Primary elections would be held in late August or early September. The general election would be held in early November.

The order comes after the three-judge panel ruled in August that nine state Senate districts and 19 state House districts were “racial gerrymanders” and violate the Equal Protection Clause of the 14th Amendment to the Constitution.

The court ruled the state no longer could use the maps after November 2016. But because the date of the order fell so close to the November elections, the court begrudgingly allowed the 2016 legislative elections to move forward under the challenged maps drawn in 2011.

The latest order, which came Nov. 29, voids a state constitutional requirement that members live in their district for one year prior to their election. The order allows people to run for office as long as they live in the district by the closing day of the filing period for the 2017 special election.

The court admonished the legislature for failing to move forward in complying with the order for redistricting. “Indeed,” it says, “nothing prevented the current legislature from complying with the court’s order to redistrict.”

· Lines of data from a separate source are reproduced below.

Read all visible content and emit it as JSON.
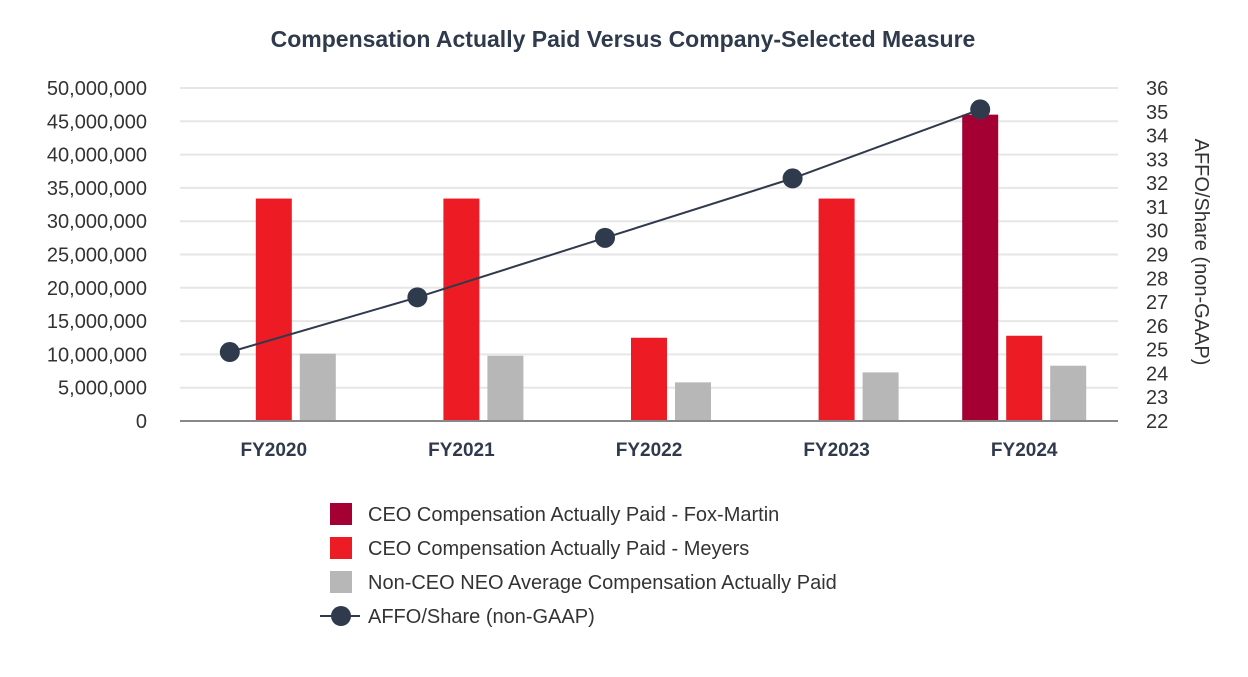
{
  "chart_data": {
    "type": "bar",
    "title": "Compensation Actually Paid Versus Company-Selected Measure",
    "categories": [
      "FY2020",
      "FY2021",
      "FY2022",
      "FY2023",
      "FY2024"
    ],
    "series": [
      {
        "name": "CEO Compensation Actually Paid - Fox-Martin",
        "type": "bar",
        "axis": "left",
        "color": "#a50034",
        "values": [
          null,
          null,
          null,
          null,
          46000000
        ]
      },
      {
        "name": "CEO Compensation Actually Paid - Meyers",
        "type": "bar",
        "axis": "left",
        "color": "#ed1c24",
        "values": [
          33400000,
          33400000,
          12500000,
          33400000,
          12800000
        ]
      },
      {
        "name": "Non-CEO NEO Average Compensation Actually Paid",
        "type": "bar",
        "axis": "left",
        "color": "#b7b7b7",
        "values": [
          10100000,
          9800000,
          5800000,
          7300000,
          8300000
        ]
      },
      {
        "name": "AFFO/Share (non-GAAP)",
        "type": "line",
        "axis": "right",
        "color": "#2f3a4c",
        "values": [
          24.9,
          27.2,
          29.7,
          32.2,
          35.1
        ]
      }
    ],
    "y_left": {
      "lim": [
        0,
        50000000
      ],
      "ticks": [
        "0",
        "5,000,000",
        "10,000,000",
        "15,000,000",
        "20,000,000",
        "25,000,000",
        "30,000,000",
        "35,000,000",
        "40,000,000",
        "45,000,000",
        "50,000,000"
      ]
    },
    "y_right": {
      "label": "AFFO/Share (non-GAAP)",
      "lim": [
        22,
        36
      ],
      "ticks": [
        "22",
        "23",
        "24",
        "25",
        "26",
        "27",
        "28",
        "29",
        "30",
        "31",
        "32",
        "33",
        "34",
        "35",
        "36"
      ]
    },
    "grid": true,
    "legend": "bottom"
  }
}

Michael Curtis, a professor of constitutional and public law at the Wake Forest University School of Law and a nationally respected expert on constitutional law, said throwing out the districts was justified. Curtis says racial gerrymanders “under the purported guise of the Voting Rights Act undermined black political power and multiracial coalitions in favor of whiter and blacker districts.”

The U.S. Supreme Court will hear arguments today in a challenge to the racial composition of the state’s 13 congressional districts.

Curtis said that lawmakers packed targeted voters into a few districts, wasting their votes.

“When the legislature redistricts, the danger is that it will seek to replace its quota-driven-racial packing gerrymander that paid political dividends with a purer political gerrymander,” Curtis said.

Supreme Court justices, Curtis said, consider gerrymandering anti-democratic, though they often have not given legislators much direction in how to avoid drawing districts that are too partisan.

“The ultimate issue is democratic elections versus rigged elections,” Curtis said. “Ideally, legislators will choose democracy over partisanship, but power is intoxicating, and nearly absolute power seems very intoxicating indeed.”

The order didn’t call for 2017 elections in all 120 House districts and 50 Senate districts, but rather only for those districts that change when the legislature redraws the maps. The order requires the legislature to redraw all nine Senate districts and all 19 House districts declared unconstitutional, although the order inevitably will affect adjoining districts.

There could be a domino effect. “It’s pretty hard to redraw that many districts without affecting almost all the others,” Crowell said.

Rucho predicted “chaos” and “confusion” will result as voters ask, “Is my county going to have an election or not?”

Rucho said legislative leaders plan to appeal the order to the U.S. Supreme Court and ask the high court for a stay — or delay — in implementing the order until an appeal can be heard. “Hopefully, the Supreme Court will recognize the confusion and the chaos,” he said.